How to recognize a scanned document or book
Get 500 Free Pages for Recognizing Documents
A scanned document is a set of images saved in a chosen format. For instance, the DjVu and TIFF formats are designed for storing images only, unlike the PDF format - this format can store both images and text. It may often be sufficient for you to save whole scanned pages as a PDF file without text recognition. In this case, you leave the appearance of the source document maximally unchanged without any of the distortions in the recognition of the text.
If you want to recognize a document, ScanPapyrus allows you to use an OCR cloud service from the company ABBYY (http://www.abbyy.com). This company's recognition algorithms have been developed for years and are perhaps the best in the world. They rarely make mistakes during recognition, retain as much formatting as possible and recognition does not take much time.
You will need an Internet connection to perform text recognition. Furthermore, access to the service is not free of charge by ABBYY. However, you can get 500 free pages at the first time you sign up on the recognition service.
Creating an account on ABBYY Cloud OCR
Enter your e-mail, create a password and enter captcha. After registration, you can log in your the control panel.
Now you need to create a recognition application. To do this, click ADD NEW APPLICATION.
The page for creating your application opens. The application ID will be created automatically. You will need to enter the app name and select the location of the recognition server (USA or Europe). After clicking the CREATE APPLICATION button, you will receive the password for the created application to your e-mail.
Connecting the created application to ScanPapyrus
Now, you can connect the created application to ScanPapyrus and use text recognition. Start ScanPapyrus, go to the Recognition tab and click Service Settings.
In the window, enter the settings of your created app. Copy Application ID and password from ABBYY Cloud OCR e-mail and paste into the appropriate fields.
How to Use Text Recognition in ScanPapyrus
Now you can send documents for recognition to the ABBYY Cloud OCR service. In the Recognition tab click Recognize online.
The Recognition options window allows you to specify the language of the document - or several languages, if the document is in multiple languages (for instance, German and English).
Select the output format of the document here as well. There are several options available:
- Microsoft Word – the document will be saved as a file in the Microsoft Word format.

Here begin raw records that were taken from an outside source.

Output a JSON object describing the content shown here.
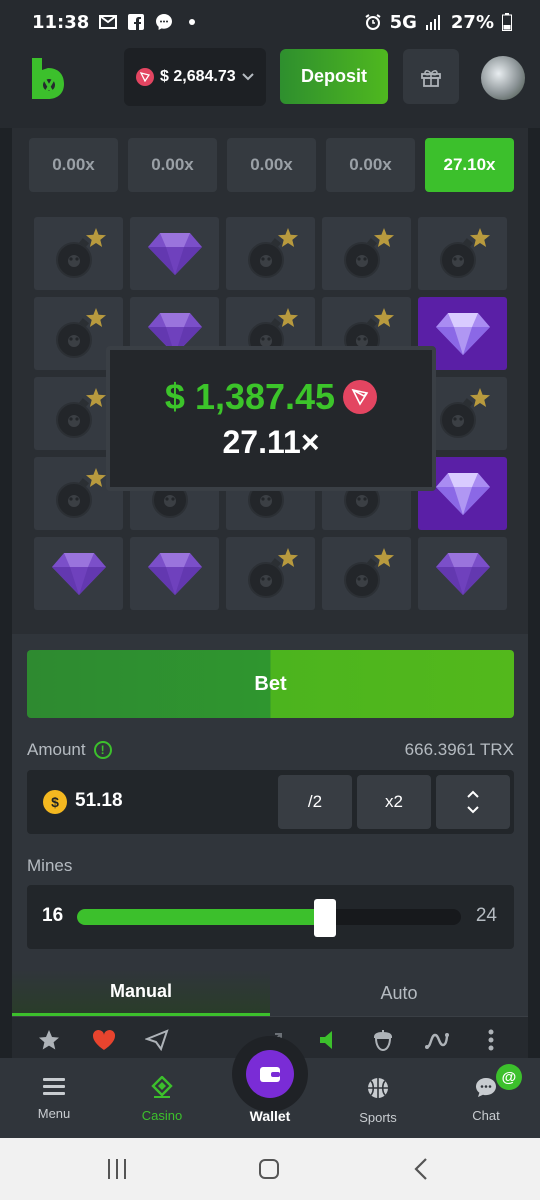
{
  "status_bar": {
    "time": "11:38",
    "network": "5G",
    "battery": "27%"
  },
  "header": {
    "balance": "$ 2,684.73",
    "deposit_label": "Deposit"
  },
  "multipliers": [
    {
      "label": "0.00x",
      "active": false
    },
    {
      "label": "0.00x",
      "active": false
    },
    {
      "label": "0.00x",
      "active": false
    },
    {
      "label": "0.00x",
      "active": false
    },
    {
      "label": "27.10x",
      "active": true
    }
  ],
  "grid": [
    "bomb",
    "gem",
    "bomb",
    "bomb",
    "bomb",
    "bomb",
    "gem",
    "bomb",
    "bomb",
    "gem-hit",
    "bomb",
    "gem",
    "bomb",
    "bomb",
    "bomb",
    "bomb",
    "bomb",
    "bomb",
    "bomb",
    "gem-hit",
    "gem",
    "gem",
    "bomb",
    "bomb",
    "gem"
  ],
  "win": {
    "amount": "$ 1,387.45",
    "multiplier": "27.11×"
  },
  "controls": {
    "bet_label": "Bet",
    "amount_label": "Amount",
    "amount_trx": "666.3961 TRX",
    "amount_value": "51.18",
    "half_label": "/2",
    "double_label": "x2",
    "mines_label": "Mines",
    "mines_value": "16",
    "mines_max": "24",
    "mines_fraction": 0.647
  },
  "tabs": {
    "manual": "Manual",
    "auto": "Auto"
  },
  "nav": {
    "menu": "Menu",
    "casino": "Casino",
    "wallet": "Wallet",
    "sports": "Sports",
    "chat": "Chat"
  },
  "colors": {
    "accent_green": "#3cc02c",
    "gem_purple": "#5a1fa6",
    "trx_red": "#e34561"
  }
}
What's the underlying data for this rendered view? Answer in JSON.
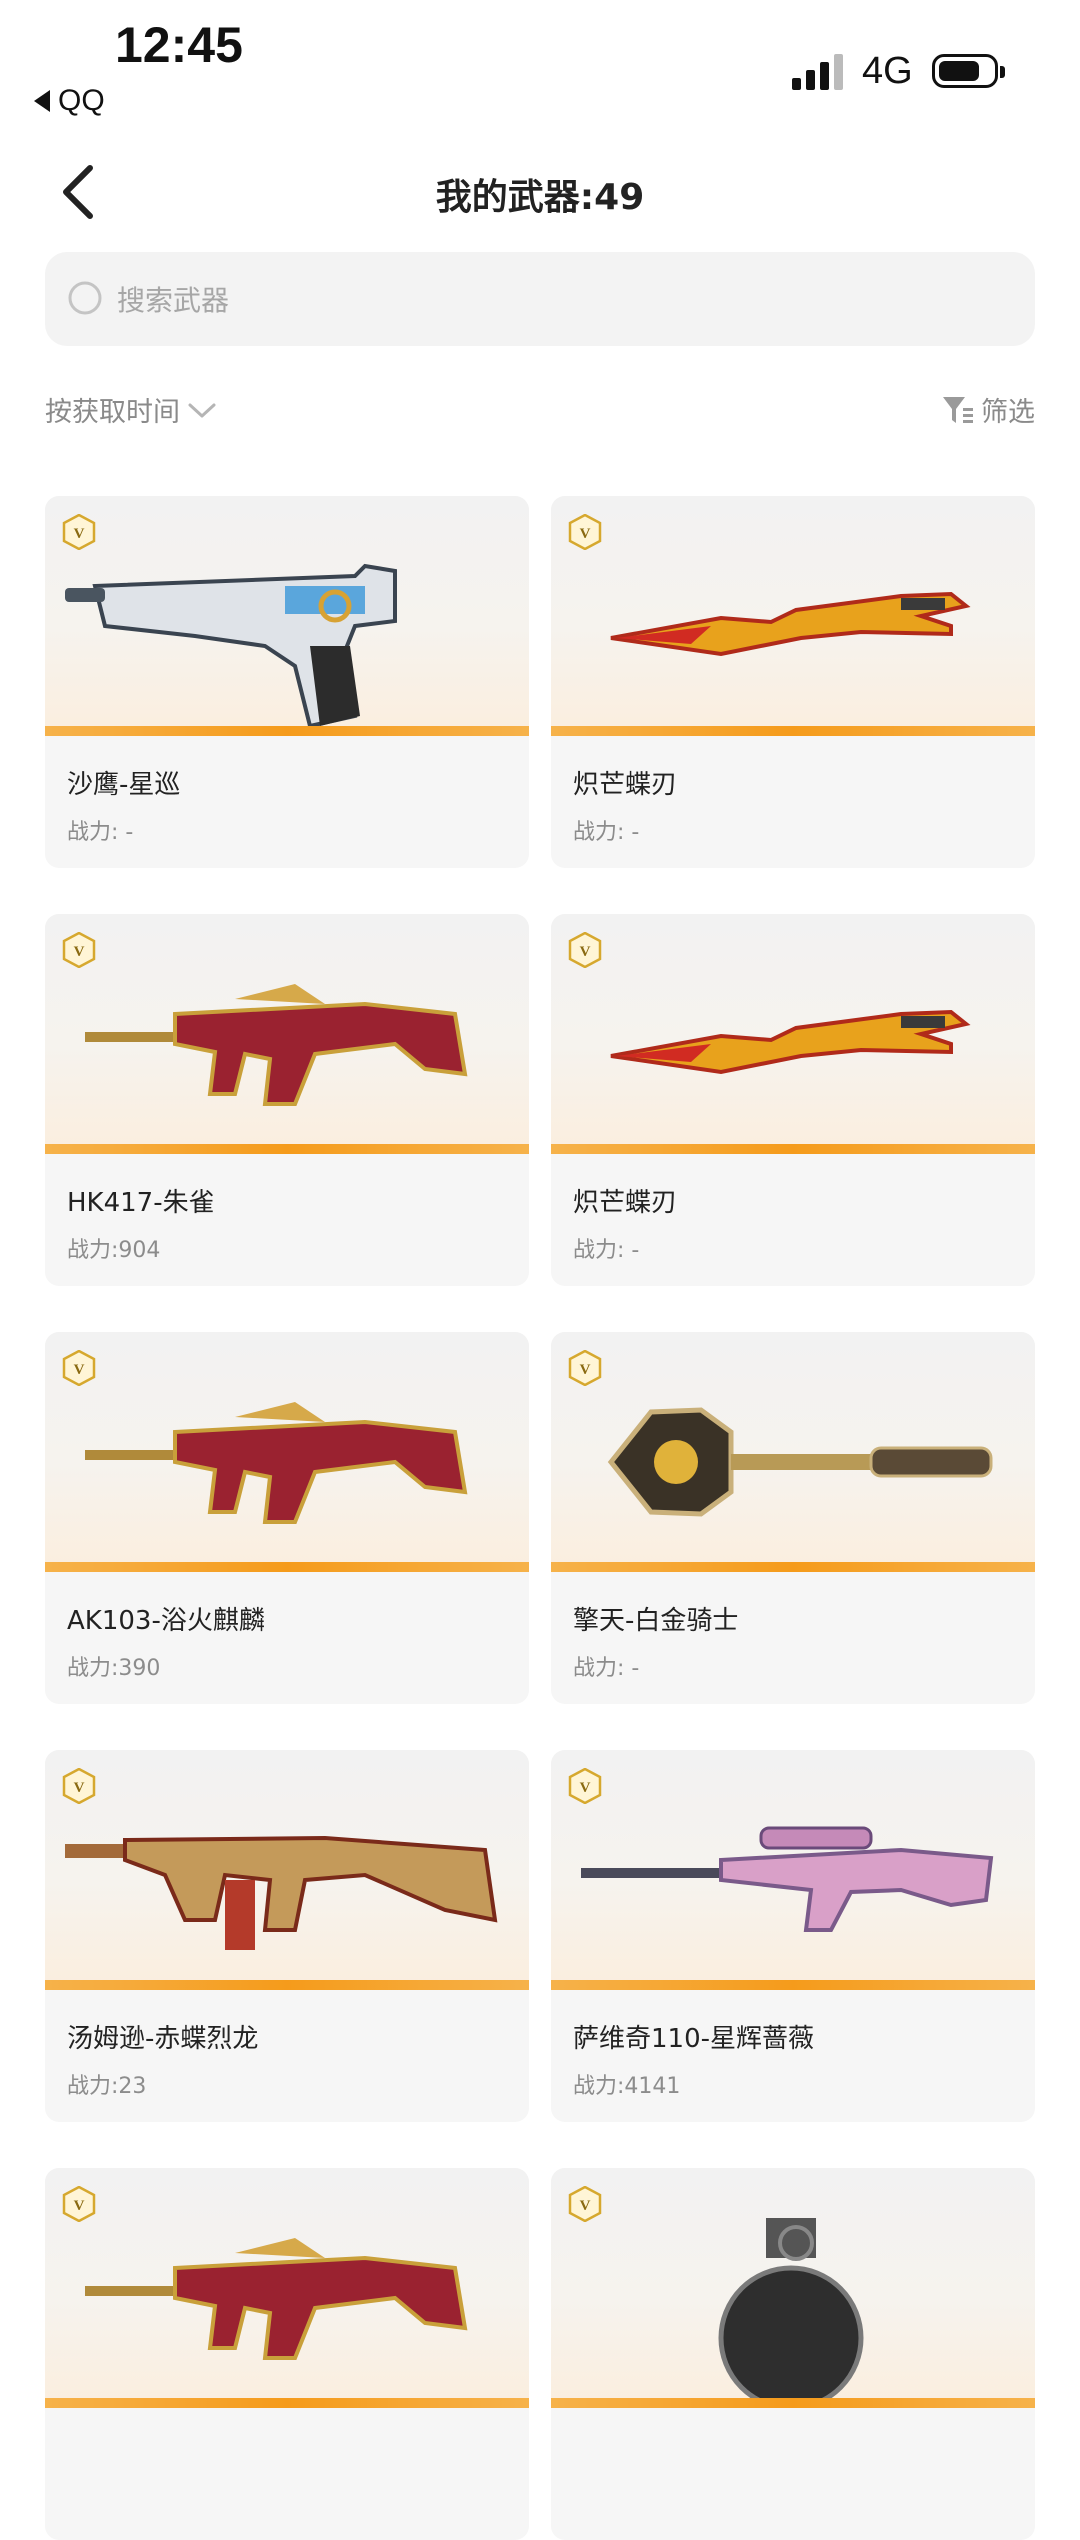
{
  "status_bar": {
    "time": "12:45",
    "back_app": "QQ",
    "network": "4G"
  },
  "header": {
    "title": "我的武器:49"
  },
  "search": {
    "placeholder": "搜索武器"
  },
  "toolbar": {
    "sort_label": "按获取时间",
    "filter_label": "筛选"
  },
  "weapons": [
    {
      "name": "沙鹰-星巡",
      "power": "战力: -",
      "icon": "pistol-icon"
    },
    {
      "name": "炽芒蝶刃",
      "power": "战力: -",
      "icon": "blade-icon"
    },
    {
      "name": "HK417-朱雀",
      "power": "战力:904",
      "icon": "rifle-icon"
    },
    {
      "name": "炽芒蝶刃",
      "power": "战力: -",
      "icon": "blade-icon"
    },
    {
      "name": "AK103-浴火麒麟",
      "power": "战力:390",
      "icon": "rifle-icon"
    },
    {
      "name": "擎天-白金骑士",
      "power": "战力: -",
      "icon": "shovel-icon"
    },
    {
      "name": "汤姆逊-赤蝶烈龙",
      "power": "战力:23",
      "icon": "smg-icon"
    },
    {
      "name": "萨维奇110-星辉蔷薇",
      "power": "战力:4141",
      "icon": "sniper-icon"
    },
    {
      "name": "",
      "power": "",
      "icon": "rifle-icon"
    },
    {
      "name": "",
      "power": "",
      "icon": "grenade-icon"
    }
  ],
  "colors": {
    "accent_stripe": "#f59b1b",
    "card_bg": "#f6f6f6",
    "search_bg": "#f3f3f3"
  }
}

The formatting of the source document will be retained, and the images will be inserted into the document the way they appear in the original document.

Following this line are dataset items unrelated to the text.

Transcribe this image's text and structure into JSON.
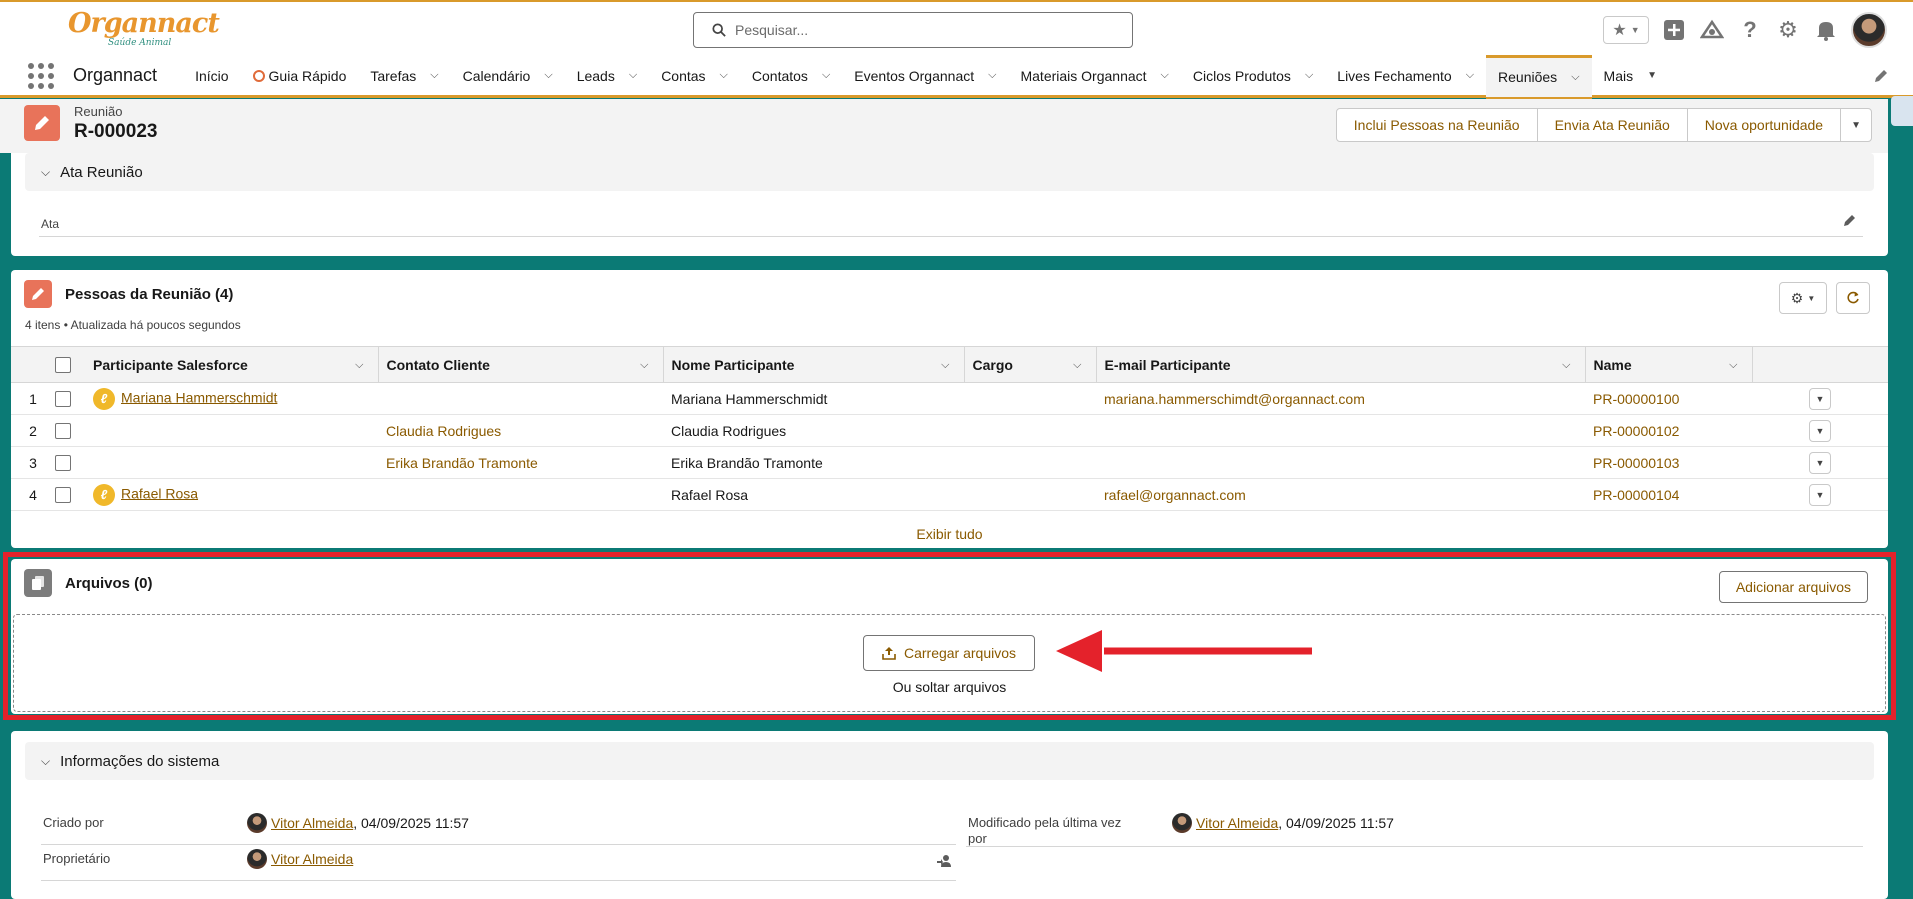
{
  "header": {
    "logo_text": "Organnact",
    "logo_tagline": "Saúde Animal",
    "search_placeholder": "Pesquisar..."
  },
  "nav": {
    "app_name": "Organnact",
    "items": [
      {
        "label": "Início",
        "has_menu": false
      },
      {
        "label": "Guia Rápido",
        "has_menu": false
      },
      {
        "label": "Tarefas",
        "has_menu": true
      },
      {
        "label": "Calendário",
        "has_menu": true
      },
      {
        "label": "Leads",
        "has_menu": true
      },
      {
        "label": "Contas",
        "has_menu": true
      },
      {
        "label": "Contatos",
        "has_menu": true
      },
      {
        "label": "Eventos Organnact",
        "has_menu": true
      },
      {
        "label": "Materiais Organnact",
        "has_menu": true
      },
      {
        "label": "Ciclos Produtos",
        "has_menu": true
      },
      {
        "label": "Lives Fechamento",
        "has_menu": true
      },
      {
        "label": "Reuniões",
        "has_menu": true,
        "active": true
      },
      {
        "label": "Mais",
        "has_menu": true
      }
    ]
  },
  "record": {
    "type": "Reunião",
    "name": "R-000023",
    "actions": [
      "Inclui Pessoas na Reunião",
      "Envia Ata Reunião",
      "Nova oportunidade"
    ]
  },
  "ata_section": {
    "title": "Ata Reunião",
    "field_label": "Ata"
  },
  "people": {
    "title": "Pessoas da Reunião (4)",
    "subtitle": "4 itens • Atualizada há poucos segundos",
    "columns": [
      "Participante Salesforce",
      "Contato Cliente",
      "Nome Participante",
      "Cargo",
      "E-mail Participante",
      "Name"
    ],
    "rows": [
      {
        "num": "1",
        "participante": "Mariana Hammerschmidt",
        "contato": "",
        "nome": "Mariana Hammerschmidt",
        "cargo": "",
        "email": "mariana.hammerschimdt@organnact.com",
        "name": "PR-00000100"
      },
      {
        "num": "2",
        "participante": "",
        "contato": "Claudia Rodrigues",
        "nome": "Claudia Rodrigues",
        "cargo": "",
        "email": "",
        "name": "PR-00000102"
      },
      {
        "num": "3",
        "participante": "",
        "contato": "Erika Brandão Tramonte",
        "nome": "Erika Brandão Tramonte",
        "cargo": "",
        "email": "",
        "name": "PR-00000103"
      },
      {
        "num": "4",
        "participante": "Rafael Rosa",
        "contato": "",
        "nome": "Rafael Rosa",
        "cargo": "",
        "email": "rafael@organnact.com",
        "name": "PR-00000104"
      }
    ],
    "view_all": "Exibir tudo"
  },
  "files": {
    "title": "Arquivos (0)",
    "add_button": "Adicionar arquivos",
    "upload_button": "Carregar arquivos",
    "drop_text": "Ou soltar arquivos"
  },
  "system": {
    "title": "Informações do sistema",
    "created_by_label": "Criado por",
    "created_by_user": "Vitor Almeida",
    "created_by_date": ", 04/09/2025 11:57",
    "modified_by_label_1": "Modificado pela última vez",
    "modified_by_label_2": "por",
    "modified_by_user": "Vitor Almeida",
    "modified_by_date": ", 04/09/2025 11:57",
    "owner_label": "Proprietário",
    "owner_user": "Vitor Almeida"
  },
  "colors": {
    "accent": "#d99a2b",
    "link": "#8a5a00",
    "background": "#0b7a75",
    "record_icon": "#e8735a",
    "highlight": "#e4222b"
  }
}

- Microsoft Excel – if the scanned source document is a table, you can save it as a spreadsheet in the Microsoft Excel format.

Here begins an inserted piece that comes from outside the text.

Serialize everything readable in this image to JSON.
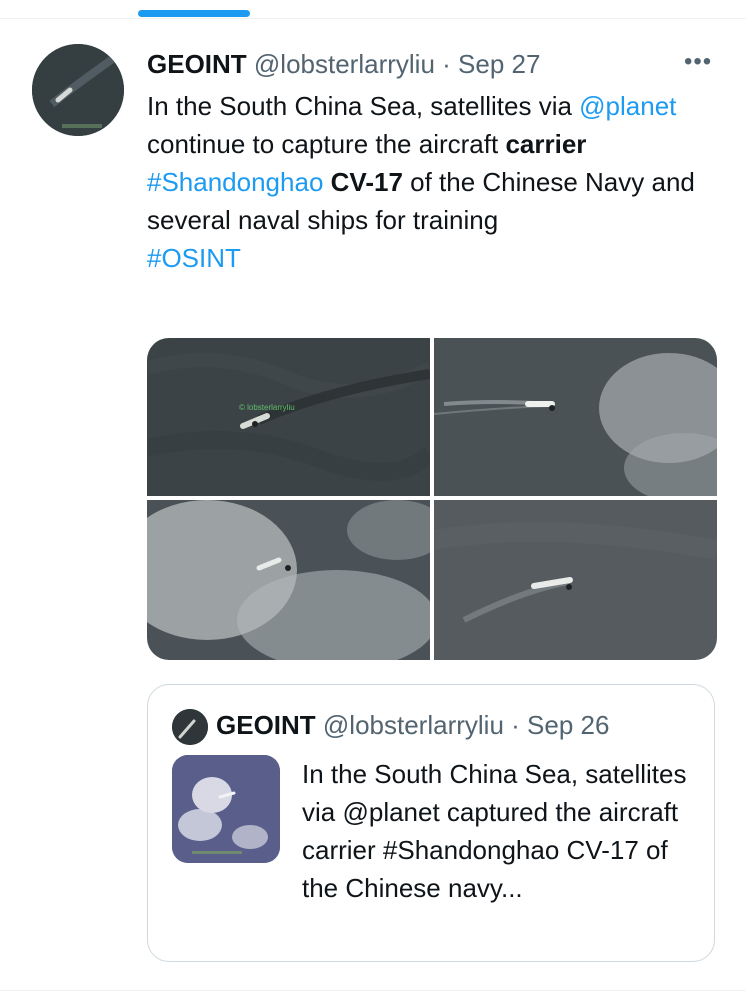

- PDF text and images – the document will be saved as a PDF. The text of the source document will be saved as text in the PDF, and you will be able to copy it from the PDF and search within the document. Images will be inserted into the document as they appear in the original file. The formatting of the source document will be retained as well.
- Rich text – the document will be saved in the RTF format, which is simpler than the Microsoft Word format.
- Plain text – the document will be saved as a plain text document without images. The formatting will be lost.
After you specify the parameters, click the Recognize button. The program will send your document to the recognition cloud service. You will see your list of documents sent for recognition on the screen.
Usually, the service completes recognition in one or two minutes. You can see the status of the document recognition process in the Recognition Task List dialog box, which is opened by clicking on the Task List button in the main window of the program. Click the Update Status button to update the status of the task. When recognition is complete, the status of the task will be changed to Finished and the Save As... button will appear on the File column. Click this button to save the document to the selected location on your hard drive.
Your Data Security
ABBYY automatically deletes all uploaded data within forty-two (42) hours after it is uploaded to the service. Processed uploaded data is deleted within twenty-four (24) hours after it is processed by the service.
While sending your pages, you on your own must evaluate the legality, safety, appropriateness, intellectual property rights and usage rights of data you send to the service.
All data is sent via the secure HTTPS protocol, ensuring your protection against data interception.
ScanPapyrus neither sends nor stores your data on third-party servers. Your application password is stored on your computer in encrypted form.